Bild: Im Abgeordnetenhaus präsentierte Regierungschef Kai Wegner (CDU) die Ric…
Berlin taz | Kai Wegner versucht es auf die vereinnehmende, fast kumpelige
Tour. Man solle doch zusammenarbeiten, ist vom neuen Regierungschef im
Abgeordnetenhaus zu hören. Werner Graf von den nun oppositionellen Grünen
und er hätten doch oft darüber geredet – „ich möchte diese
Verwaltungsreform mit euch gestalten“. Es ist Wegners erste große Rede im
neuen Amt, [1][seine erste Regierungserklärung], in der er die Richtlinien
seiner Politik vorstellt.

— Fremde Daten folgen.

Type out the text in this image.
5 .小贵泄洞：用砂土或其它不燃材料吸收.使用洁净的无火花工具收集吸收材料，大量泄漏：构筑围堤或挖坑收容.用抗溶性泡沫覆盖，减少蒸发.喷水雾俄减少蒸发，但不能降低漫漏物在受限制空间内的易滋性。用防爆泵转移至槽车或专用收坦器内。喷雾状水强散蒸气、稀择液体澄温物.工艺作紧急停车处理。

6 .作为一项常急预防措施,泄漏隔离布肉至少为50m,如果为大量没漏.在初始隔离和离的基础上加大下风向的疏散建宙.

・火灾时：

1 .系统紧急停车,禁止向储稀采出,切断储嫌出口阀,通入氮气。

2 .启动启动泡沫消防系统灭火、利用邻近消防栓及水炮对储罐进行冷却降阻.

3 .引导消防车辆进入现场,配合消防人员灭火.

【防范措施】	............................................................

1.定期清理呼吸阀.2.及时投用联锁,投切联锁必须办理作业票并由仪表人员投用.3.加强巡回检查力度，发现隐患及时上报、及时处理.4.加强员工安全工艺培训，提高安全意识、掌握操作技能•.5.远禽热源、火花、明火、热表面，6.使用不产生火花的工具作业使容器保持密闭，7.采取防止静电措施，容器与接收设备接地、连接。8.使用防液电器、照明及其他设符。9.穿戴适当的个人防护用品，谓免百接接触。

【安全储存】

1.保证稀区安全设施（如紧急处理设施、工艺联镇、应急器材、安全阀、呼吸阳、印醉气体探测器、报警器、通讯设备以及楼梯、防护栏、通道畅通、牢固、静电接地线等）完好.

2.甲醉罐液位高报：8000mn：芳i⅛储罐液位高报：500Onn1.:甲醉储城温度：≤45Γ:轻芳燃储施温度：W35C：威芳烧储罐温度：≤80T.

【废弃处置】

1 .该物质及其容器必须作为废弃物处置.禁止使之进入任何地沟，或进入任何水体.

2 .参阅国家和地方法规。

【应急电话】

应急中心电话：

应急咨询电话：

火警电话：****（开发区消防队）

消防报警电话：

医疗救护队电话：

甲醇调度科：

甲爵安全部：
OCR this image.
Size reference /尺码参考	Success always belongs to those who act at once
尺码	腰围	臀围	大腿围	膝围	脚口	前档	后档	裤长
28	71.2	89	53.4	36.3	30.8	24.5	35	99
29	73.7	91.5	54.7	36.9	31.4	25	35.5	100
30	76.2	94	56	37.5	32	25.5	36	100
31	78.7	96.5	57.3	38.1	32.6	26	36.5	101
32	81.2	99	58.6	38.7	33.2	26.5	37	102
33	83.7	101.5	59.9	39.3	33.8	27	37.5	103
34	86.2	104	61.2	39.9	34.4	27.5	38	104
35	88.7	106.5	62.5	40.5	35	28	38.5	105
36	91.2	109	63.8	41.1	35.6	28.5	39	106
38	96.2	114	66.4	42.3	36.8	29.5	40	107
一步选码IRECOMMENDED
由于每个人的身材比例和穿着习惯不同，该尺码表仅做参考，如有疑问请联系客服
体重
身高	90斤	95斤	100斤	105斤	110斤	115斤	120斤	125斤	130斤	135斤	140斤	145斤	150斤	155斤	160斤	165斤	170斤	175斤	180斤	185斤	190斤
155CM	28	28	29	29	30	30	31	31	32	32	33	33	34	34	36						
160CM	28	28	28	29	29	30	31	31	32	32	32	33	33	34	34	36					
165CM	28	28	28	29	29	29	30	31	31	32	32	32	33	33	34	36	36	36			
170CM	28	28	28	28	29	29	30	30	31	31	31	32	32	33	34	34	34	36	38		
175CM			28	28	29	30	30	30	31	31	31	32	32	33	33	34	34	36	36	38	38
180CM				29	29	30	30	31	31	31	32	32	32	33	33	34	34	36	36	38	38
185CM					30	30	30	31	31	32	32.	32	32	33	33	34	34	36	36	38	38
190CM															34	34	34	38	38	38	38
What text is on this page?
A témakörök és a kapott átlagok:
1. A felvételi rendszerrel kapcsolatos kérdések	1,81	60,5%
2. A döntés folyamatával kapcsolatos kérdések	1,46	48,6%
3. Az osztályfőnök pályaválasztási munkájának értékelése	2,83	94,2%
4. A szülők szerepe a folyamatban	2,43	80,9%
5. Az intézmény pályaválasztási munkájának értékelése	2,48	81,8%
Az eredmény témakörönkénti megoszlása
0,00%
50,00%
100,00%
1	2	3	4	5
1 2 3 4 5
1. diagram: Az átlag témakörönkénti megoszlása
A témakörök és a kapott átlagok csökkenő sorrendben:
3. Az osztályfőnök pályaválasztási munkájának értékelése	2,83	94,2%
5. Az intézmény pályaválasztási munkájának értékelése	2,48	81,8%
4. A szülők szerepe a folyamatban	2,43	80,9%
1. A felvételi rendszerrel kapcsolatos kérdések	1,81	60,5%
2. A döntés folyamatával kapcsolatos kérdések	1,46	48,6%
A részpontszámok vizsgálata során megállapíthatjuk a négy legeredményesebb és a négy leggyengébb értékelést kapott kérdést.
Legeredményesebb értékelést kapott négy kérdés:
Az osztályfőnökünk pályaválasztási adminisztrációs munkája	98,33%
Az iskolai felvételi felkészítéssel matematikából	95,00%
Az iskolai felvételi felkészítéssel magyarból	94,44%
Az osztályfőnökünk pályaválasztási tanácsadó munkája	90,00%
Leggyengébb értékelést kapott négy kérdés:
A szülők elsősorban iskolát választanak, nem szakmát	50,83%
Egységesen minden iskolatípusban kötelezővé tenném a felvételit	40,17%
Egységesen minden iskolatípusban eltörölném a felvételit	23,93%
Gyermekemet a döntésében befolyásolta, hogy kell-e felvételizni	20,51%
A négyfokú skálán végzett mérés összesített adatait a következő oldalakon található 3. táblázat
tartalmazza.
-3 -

Das macht ihm die Verfassung zur Pflicht, aber
für Wegner ist es mehr eine Kür, [2][den schwarz-roten Koalitionsvertrag]
zu präsentieren, dessen Titel auch über den Richtlinien steht: „Das Beste
für Berlin“.
Verwaltung und die nötige Reform stellt Wegner als die Basis für all das
Gute, Neue, Schöne dar, an dem die Koalition nach seinen Worten hart
arbeiten will. Was wie eine generös ausgestreckte Hand Richtung Opposition
wirken soll, ist aber unumgänglich: Ohne eine Zweidrittelmehrheit mit
Stimmen von Grünen oder Linken funktionieren die dafür nötigen
Verfassungsänderungen nicht. „Ja, wir brauchen euch auch“, gesteht Wegner
noch zu.
Auf das ganze „Euch“ und den Bezug auf das mehrfach beschriebene zumindest
bis vor der Wahl gute Verhältnis zwischen ihm und Wegner reagiert
Grünen-Fraktionschef Graf durchaus reserviert. „Sie, lieber Kai Wegner …“
ist seine Formulierung. Das soll aber dem offiziellen Rahmen geschuldet und
nicht etwas der Entzug des „Du“ sein, versichert ein Fraktionssprecher der
taz.
In seiner rund dreiviertelstündigen Rede geht Wegner weniger ins Detail,
was das „Beste für Berlin“ ganz konkret sein soll, sondern skizziert eher
das große Ganze für die Stadt, in der er von Geburt an lebt. Dazu gehört
für ihn auch die Feststellung: „Berlin ist eine Weltmetropole und nicht
Bullerbü“. Bei den bald anstehenden [3][Special Olympics], den Weltspielen
von geistig behinderten Menschen, werde Berlin „zeigen, dass wir
Großveranstaltungen können.“ Grünen-Fraktionschef Graf wird wenig später
kritisieren, von der Koalition höre man „vor allem Olympia und
Weltausstellung“, aber eben keine konkreten strukturellen Neuerungen.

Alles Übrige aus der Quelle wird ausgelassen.